Un subtil chaud et froid
Il faut ajouter à ce
panorama les prises de position ostensibles de certains proches de François
Bayrou, tels Didier Bariani ou Thierry Benoît, qui s’interrogent tout haut sur
l’intérêt et même la nécessité, arguments juridiques à l’appui, de faire
disparaître l’UDF au profit du MoDem.
L’UDF doit-elle absorber le MoDem ? Le MoDem doit-il absorber l’UDF ? L’existence de l’UDF a-t-elle encore un sens aujourd’hui ? Ne faut-il pas plutôt considérer le MoDem comme un "courant" de l’UDF ? Telles sont les palpitantes questions du moment.
Ces débats, qui agitent les médias autant qu’ils semblent agiter ce qu’il est convenu d’appeler les "cadres" de l’UDF (et du futur MoDem ?), sont à au moins mille milles des attentes et préoccupations de ceux qui ont voté Bayrou.
Auprès de quelqu’un qui, enthousiasmé par un discours citoyen jamais encore entendu, adhère pour la première fois de sa vie à un parti pas même encore né, peut-on raisonnablement exprimer de tels doutes sans craindre le hors-sujet ?
Vous n’auriez pas vu un citoyen ?
Vus du terrain, ces atermoiements trempés d’arguties juridico-historiques prêteraient à sourire s’il ne s’agissait là que d’une énième péripétie dans l’histoire déjà longue des heurs et malheurs de la petite politique française dont sont coutumiers les "appareils" de tout bord.
Sauf que, cette fois, la matière est grave : il ne s’agit de rien moins que de l’avenir d’un peuple à la voix éteinte, aux enthousiasmes brisés, que François Bayrou a tiré de sa léthargie et qu’il est aujourd’hui plus que temps de réveiller pour de bon.
C’est dire à quel point ce sujet ne saurait être l’affaire que d’une faction ou d’un parti : c’est un sujet citoyen.
Mauvais calcul
Parce que c’est un sujet citoyen, mais aussi parce que la mise sous tension du MoDem provoque ces temps-ci des microcoupures préjudiciables à ses circuits, quelques questions valent d’être posées :
- si, en arithmétique
scolaire, 50 000 (les adhérents MoDem) ajoutés à 30 000 (les adhérents UDF)
font bien 80 000, en est-il de même en arithmétique politique ? Même question
posée autrement : l’harmonie des contraires chère à François Bayrou n’est-elle
pas qu’un doux rêve ? ;
- au vu des questions respectives des militants et sympathisants du projet de François Bayrou (comment faire fructifier l’idée citoyenne ?) et de ceux qui, censément du moins, sont en train de porter le MoDem sur les fonts baptismaux (faut-il vraiment un MoDem, ou plutôt une UDF recomposée ?), on peut commencer à en douter.
Bon vendeur = bon leader ?
Il est une autre question, plus cruelle celle-là, qui tient à la personnalité même de celui par qui tout cela a pu advenir, ou plutôt, à ses talents et à ceux qu’il n’a pas.
S’il est inimaginable de contester à François Bayrou son énorme travail, réussi, d’éducation civique et citoyenne, a-t-il pour autant les aptitudes et les talents pour mener à bien l’avènement du nouveau parti dont il a fait l’annonce ? Pas sûr.
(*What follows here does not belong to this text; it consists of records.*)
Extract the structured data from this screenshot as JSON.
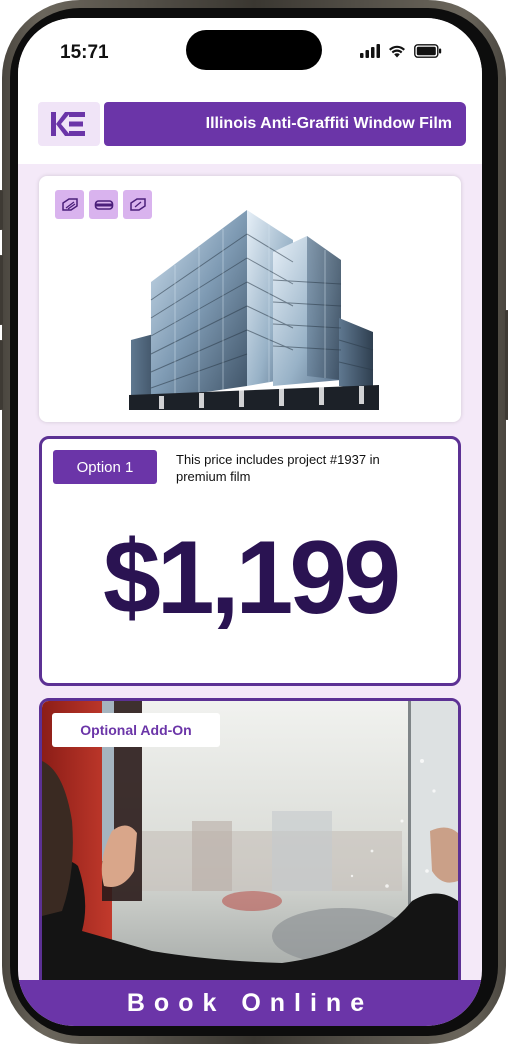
{
  "status_bar": {
    "time": "15:71"
  },
  "header": {
    "logo_text": "KE",
    "title": "Illinois Anti-Graffiti Window Film"
  },
  "product_card": {
    "film_icons": [
      "film-sheet-icon",
      "film-roll-icon",
      "film-sheet-icon"
    ]
  },
  "option": {
    "label": "Option 1",
    "description": "This price includes project #1937 in premium film",
    "price": "$1,199"
  },
  "addon": {
    "label": "Optional Add-On"
  },
  "footer": {
    "cta_label": "Book Online"
  },
  "colors": {
    "brand_purple": "#6b35a8",
    "dark_purple": "#2a1352",
    "background_tint": "#f4e9f8"
  }
}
Passer du discours à l’action n’est pas si simple.
Reconnaissons-le : nous mesurons mal, vu de l’extérieur, la quantité de chausse-trappes dont son chemin a sans doute été copieusement parsemé. Lorsqu’ils sont tendus par des amis qui vous connaissent bien, les pièges deviennent redoutables. C’est là, à défaut d’être une excuse, une explication que l’on pourrait invoquer, au bénéfice du doute au moins.
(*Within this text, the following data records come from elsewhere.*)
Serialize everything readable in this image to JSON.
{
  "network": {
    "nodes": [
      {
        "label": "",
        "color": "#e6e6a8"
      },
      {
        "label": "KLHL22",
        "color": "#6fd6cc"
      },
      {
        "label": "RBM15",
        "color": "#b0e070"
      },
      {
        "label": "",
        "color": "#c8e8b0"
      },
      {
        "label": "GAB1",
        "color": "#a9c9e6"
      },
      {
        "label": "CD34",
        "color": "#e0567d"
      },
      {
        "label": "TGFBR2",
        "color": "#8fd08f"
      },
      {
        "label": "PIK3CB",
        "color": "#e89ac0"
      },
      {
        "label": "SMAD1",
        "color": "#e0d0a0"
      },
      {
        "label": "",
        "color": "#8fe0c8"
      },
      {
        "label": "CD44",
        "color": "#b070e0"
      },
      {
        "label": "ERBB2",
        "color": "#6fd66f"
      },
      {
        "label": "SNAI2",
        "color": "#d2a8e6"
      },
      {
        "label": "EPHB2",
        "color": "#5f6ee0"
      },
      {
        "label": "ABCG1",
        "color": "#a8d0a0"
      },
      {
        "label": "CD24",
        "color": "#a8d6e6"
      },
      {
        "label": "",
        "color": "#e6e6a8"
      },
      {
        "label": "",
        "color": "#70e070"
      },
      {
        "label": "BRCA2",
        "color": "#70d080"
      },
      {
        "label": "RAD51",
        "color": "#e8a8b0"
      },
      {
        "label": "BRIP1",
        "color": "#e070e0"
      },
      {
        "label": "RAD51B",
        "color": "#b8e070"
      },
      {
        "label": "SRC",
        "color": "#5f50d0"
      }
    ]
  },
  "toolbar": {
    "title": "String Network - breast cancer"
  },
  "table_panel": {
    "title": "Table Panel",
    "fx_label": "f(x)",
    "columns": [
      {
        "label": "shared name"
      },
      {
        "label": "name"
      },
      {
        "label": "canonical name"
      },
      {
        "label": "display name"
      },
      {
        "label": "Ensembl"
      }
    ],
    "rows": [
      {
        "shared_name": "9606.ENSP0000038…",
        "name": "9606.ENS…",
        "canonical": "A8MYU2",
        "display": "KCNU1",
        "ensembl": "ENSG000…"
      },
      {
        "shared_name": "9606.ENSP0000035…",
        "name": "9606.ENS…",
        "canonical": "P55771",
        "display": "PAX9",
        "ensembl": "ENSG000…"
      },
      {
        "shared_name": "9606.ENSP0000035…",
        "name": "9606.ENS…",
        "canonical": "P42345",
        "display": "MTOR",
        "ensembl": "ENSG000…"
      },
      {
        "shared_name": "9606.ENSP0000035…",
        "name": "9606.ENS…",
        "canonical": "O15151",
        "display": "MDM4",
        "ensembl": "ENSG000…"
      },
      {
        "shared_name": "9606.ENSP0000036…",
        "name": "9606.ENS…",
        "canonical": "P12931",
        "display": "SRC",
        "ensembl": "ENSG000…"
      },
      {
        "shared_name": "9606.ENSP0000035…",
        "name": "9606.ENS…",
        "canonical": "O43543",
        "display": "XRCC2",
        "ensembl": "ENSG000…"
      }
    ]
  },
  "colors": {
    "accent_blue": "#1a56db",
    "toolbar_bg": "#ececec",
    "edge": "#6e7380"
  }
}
Admettons. Et alors ? La cause citoyenne des origines serait-elle à ce point devenue secondaire qu’il serait temps maintenant de se préoccuper de se partager le butin, soit sept millions de voix ? Quelle pathétique illusion !
Il n’y aura rien en effet à partager si les questions posées au plus haut niveau ne relaient pas celles que posent et se posent sans désemparer les militants et sympathisants et, c’est peut-être ce qu’il y a encore de plus remarquable, sans encore se lasser tout à fait.
"La politique française ne sera plus jamais comme avant" ?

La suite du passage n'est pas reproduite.